クリムトのデジタルアート【オランダ・アムステルダム】

没入体験型ミュージアムFabrique des Lumières(ファブリック デ ルミエール)は、オランダのアムステルダムにあるイマーシブミュージアムです。クリムトのデジタルアート、見どころなど実際に訪れて分かった情報を掲載しています。

Fabrique des Lumières クリムトのデジタルアート展

Culturespacesは2018 年にパリでAtelier des Lumièresをオープンした後、フランスやニューヨークなど様々な場所でイマーシブミュージアムを展開していますが、Fabrique des Lumières(ファブリック デ ルミエール)はその系列の一つで、オランダ アムステルダムにあるイマーシブミュージアムです。

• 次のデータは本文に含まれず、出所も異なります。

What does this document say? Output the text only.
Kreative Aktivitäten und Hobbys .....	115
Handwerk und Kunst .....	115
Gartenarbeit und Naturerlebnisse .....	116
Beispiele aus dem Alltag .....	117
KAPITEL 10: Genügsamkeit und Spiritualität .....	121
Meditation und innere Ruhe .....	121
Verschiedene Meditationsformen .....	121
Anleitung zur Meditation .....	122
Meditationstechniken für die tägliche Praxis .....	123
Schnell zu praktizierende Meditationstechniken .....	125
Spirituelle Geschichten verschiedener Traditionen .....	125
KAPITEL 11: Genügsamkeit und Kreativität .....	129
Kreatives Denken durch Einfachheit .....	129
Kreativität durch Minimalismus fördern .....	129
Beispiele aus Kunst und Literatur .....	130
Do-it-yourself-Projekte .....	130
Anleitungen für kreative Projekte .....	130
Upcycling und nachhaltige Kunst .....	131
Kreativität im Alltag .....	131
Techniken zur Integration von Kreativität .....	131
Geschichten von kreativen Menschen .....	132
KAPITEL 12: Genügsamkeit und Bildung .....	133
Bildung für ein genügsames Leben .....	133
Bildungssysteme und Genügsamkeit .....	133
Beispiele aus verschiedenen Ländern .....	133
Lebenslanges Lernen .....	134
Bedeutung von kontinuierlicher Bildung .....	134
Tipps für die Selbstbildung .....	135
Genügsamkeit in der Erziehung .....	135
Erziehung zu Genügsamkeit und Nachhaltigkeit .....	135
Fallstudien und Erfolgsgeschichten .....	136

Fabrique des Lumièresはアムステルダムにあるウェスター公園内にあります。春は桜が美しく、秋は紅葉がとても綺麗、公園を楽しむだけではなく ガス工場の跡地を利用した公園のため、建物を利用したカフェやイベントも楽しめる場所です。その一角に2022年4月22日、 Fabrique des Lumièresがオープンしました。

Culturespacesの手がけるイマーシブアートは、 フィンセント ヴァン ゴッホ、クロード モネ、グスタフ クリムト、サルバドール ダリなど様々ですが、ここ Fabrique des Lumièresで開催されるのは グスタフ クリムト!オーストリアの画家で「接吻」など黄金の絵が人気となっています。

見どころ・行った時の様子

2022年に足を運んだ時の様子を元に見どころや、イマーシブミュージアムFabrique des Lumièresの様子を掲載しています。

ウェスター公園へ

Fabrique des Lumièresはオランダ アムステルダムのウェスター公園敷地内にあります。 左手にある茶色建物にお店やカフェがあるのですが、少し進むと、「 Fabrique des Lumières 」と書かれた建物があります。日本語で事前予約したチケットをもってウェスター公園へ。 入り口でチケット購入しなくてよくバーコードをスキャンさせる入場できスムーズでした。

チケット詳細はこちら

クリムトのデジタルアート!没入体験型ミュージアム・イマーシブミュージアム

イマーシブミュージアムとは没入体験型ミュージアムともいわれており、絵画の中に入ったようにデジタルアートを鑑賞できるミュージアムです。イマーシブアートといわれる、絵の中に入り込んで体感できるようなアートが人気となっています。

クリムトの有名作品が沢山!

暗闇の中、音楽に合わせて映像が投影されます。映像は建物全体、天井や床に間で投影されており、絵画に包まれているような体験が出来ます。クリムトの作品「接吻」「ユディトI 」「 黄金のアデーレ 」「生命の樹」など作品を知っている人は大満足の内容です。ただ、作品を知らなくてもクリムトの絵画の雰囲気と会場がとても素晴らしいので楽しめそうだと思いました。

ゴッホ展とは全く違う!

というのも、以前、ジャンフランコ・イアヌッツィ(Gianfranco Iannuzzi)氏が手がけ日本の角川ミュージアムで行われたゴッホ展に行ったことがあったので、同じような感じかなと思っていたら全然違いました。 率直な感想が「場所が映像に合う!」「クリムト作品が暗闇に合う!」でした。 Fabrique des Lumièresはガス工場Westergasfabriekとして利用されていた建物を利用しているので、凹凸が多くなります。イマーシブアートでは作品を建物の凹凸に合わせて投影するので、凝ったイマーシブアートになっているように感じました。工場特有の歴史ある雰囲気や開放的な建物もとても良く、作品をより際立たせます。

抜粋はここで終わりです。